As Anatol Lieven, Sarang Shidore, and Marcus Stanley write, "U.S. politicians and former government officials refer frequently to the possibility of making Ukraine 'Putin's Afghanistan,' indicating that many in Washington see a protracted conflict as a live option." (The fact that Afghanistan became "our Afghanistan" for twenty years seems to have escaped them.)

Wittingly or not, that's the kind of posture these signs encourage. They build emotional support for a brutal and protracted struggle--one in which American are are, in the words of a retired US diplomat, "fighting to the last Ukrainian."

Another outcome would be a rapid and unexpected escalation between the United States and Russia, perhaps after rising war fever in the United States leads to a no-fly zone and direct military confrontation. That's likely to end in nuclear war. That would threaten us here. In fact, it would annihilate us.

The only other option--the one we should all be demanding--is a negotiated settlement that stops the killing. That's what these groups are calling for, and it's the only realistic solution for Ukraine. As Lieven et al. conclude, "It is urgently necessary that the Biden administration and the U.S. Congress give their full support to a peace process that will bring about an early end to the war on terms that will safeguard Ukrainian sovereignty and independence."

Zelensky has already said he's willing to concede to many of Putin's demands, including territorial concessions and some neutrality for Ukraine. Putin undoubtedly had more in mind, but a face-saving resolution could be the best way to end the bloodshed. Unfortunately, some NATO states are already threatening to tie Zelensky's hands at the negotiating table, and the US won't give him authority to end sanctions against Russia. While they sing Zelensky's praises, they are depriving him of the diplomatic tools he needs to save his country.
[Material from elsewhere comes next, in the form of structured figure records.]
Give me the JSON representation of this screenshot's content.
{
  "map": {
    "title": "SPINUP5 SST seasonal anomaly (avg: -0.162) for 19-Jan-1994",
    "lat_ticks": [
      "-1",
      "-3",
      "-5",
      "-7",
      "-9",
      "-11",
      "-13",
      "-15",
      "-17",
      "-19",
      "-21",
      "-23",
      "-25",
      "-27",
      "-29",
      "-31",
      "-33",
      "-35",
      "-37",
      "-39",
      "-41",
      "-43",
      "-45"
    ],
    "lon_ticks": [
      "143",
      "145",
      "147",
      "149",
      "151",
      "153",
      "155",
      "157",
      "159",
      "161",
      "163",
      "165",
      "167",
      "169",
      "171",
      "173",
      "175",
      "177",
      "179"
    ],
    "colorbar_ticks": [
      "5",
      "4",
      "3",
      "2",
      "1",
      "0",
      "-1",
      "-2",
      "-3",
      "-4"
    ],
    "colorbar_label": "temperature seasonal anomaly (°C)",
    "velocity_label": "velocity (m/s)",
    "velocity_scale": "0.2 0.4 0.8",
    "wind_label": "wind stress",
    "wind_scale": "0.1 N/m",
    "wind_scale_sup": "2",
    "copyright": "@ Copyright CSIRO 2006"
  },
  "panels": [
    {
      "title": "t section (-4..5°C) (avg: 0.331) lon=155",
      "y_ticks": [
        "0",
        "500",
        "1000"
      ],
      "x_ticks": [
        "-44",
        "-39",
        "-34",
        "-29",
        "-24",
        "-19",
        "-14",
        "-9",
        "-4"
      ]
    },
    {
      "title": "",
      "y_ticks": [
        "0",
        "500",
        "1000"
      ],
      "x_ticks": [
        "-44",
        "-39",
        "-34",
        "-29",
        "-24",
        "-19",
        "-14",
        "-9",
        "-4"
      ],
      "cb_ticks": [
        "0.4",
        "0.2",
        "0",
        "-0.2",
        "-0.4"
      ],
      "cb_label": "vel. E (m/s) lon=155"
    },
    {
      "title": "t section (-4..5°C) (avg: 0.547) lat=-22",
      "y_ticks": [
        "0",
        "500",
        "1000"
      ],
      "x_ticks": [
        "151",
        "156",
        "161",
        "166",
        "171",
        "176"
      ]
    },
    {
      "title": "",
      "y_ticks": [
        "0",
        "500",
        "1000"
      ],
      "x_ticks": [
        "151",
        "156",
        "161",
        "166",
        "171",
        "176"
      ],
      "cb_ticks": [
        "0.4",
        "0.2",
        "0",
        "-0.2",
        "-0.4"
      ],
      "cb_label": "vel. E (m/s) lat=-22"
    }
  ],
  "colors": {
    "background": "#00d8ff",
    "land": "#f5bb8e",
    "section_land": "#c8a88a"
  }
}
War fever is everywhere, and the heated rhetoric is having real-world consequences. Instead of defusing tensions, the US, Great Britain and Australia are accelerating plans to build hypersonic missiles that will trigger a new arms race and amplify the existential threat of nuclear war. White House reporters have become fervent advocates for armed confrontation between the US and Russia. In many American circles it has become impossible to argue for diplomacy, even in privately. Most politicians won't even broach the subject.
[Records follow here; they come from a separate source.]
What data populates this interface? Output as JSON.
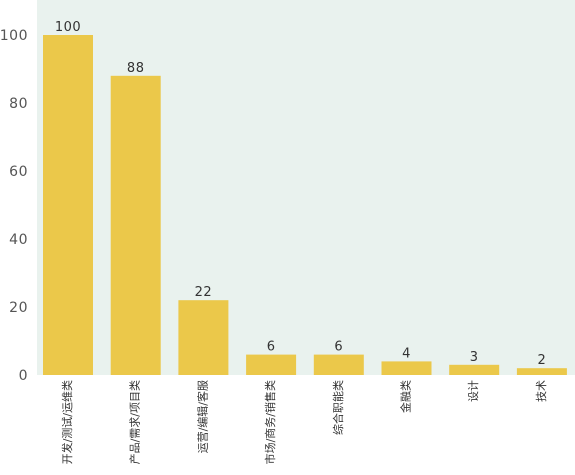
{
  "chart_data": {
    "type": "bar",
    "categories": [
      "开发/测试/运维类",
      "产品/需求/项目类",
      "运营/编辑/客服",
      "市场/商务/销售类",
      "综合职能类",
      "金融类",
      "设计",
      "技术"
    ],
    "values": [
      100,
      88,
      22,
      6,
      6,
      4,
      3,
      2
    ],
    "yticks": [
      0,
      20,
      40,
      60,
      80,
      100
    ],
    "ylim": [
      0,
      100
    ],
    "grid": false,
    "colors": {
      "bar": "#ebc84a",
      "plot_background": "#e9f2ee",
      "page_background": "#ffffff"
    }
  }
}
Meanwhile, the conflict is causing severe shortages of fertilizer, as well as grain, which will trigger devastating food shortages in poorer parts of the world (and inflation in the wealthier ones). Sanctions, as well as war, are targeting the poorest of the poor.

We shouldn't care about Ukrainians because they're "first." We should care about them because they're human. And the way to help them live is through negotiation. But war has become a rush, a performance, a glittering show with lasers and smoke bombs. And if the spectacle isn't real, why stop before the encore?
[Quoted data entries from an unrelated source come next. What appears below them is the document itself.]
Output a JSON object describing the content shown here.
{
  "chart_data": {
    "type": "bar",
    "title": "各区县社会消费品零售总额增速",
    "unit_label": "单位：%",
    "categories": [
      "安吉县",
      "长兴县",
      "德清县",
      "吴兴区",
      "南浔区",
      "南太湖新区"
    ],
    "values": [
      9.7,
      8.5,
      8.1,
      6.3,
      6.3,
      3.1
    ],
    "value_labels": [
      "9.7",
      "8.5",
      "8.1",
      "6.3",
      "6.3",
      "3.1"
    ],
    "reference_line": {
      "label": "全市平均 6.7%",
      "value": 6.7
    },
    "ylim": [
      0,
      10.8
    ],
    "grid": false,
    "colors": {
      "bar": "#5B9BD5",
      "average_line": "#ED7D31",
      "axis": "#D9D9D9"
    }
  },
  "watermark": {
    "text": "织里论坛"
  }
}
As for the phrase on that marquee: most readers will recognize it from a poetic re-working of comments from the German pastor Martin Niemoller:

First they came for the socialists, and I did not speak out--because I was not a socialist.
Then they came for the trade unionists, and I did not speak out--because I was not a trade unionist.
Then they came for the Jews, and I did not speak out--because I was not a Jew.
Then they came for me--and there was no one left to speak for me.

To speak for the Ukrainians, we need to speak for diplomacy. This show must not go on.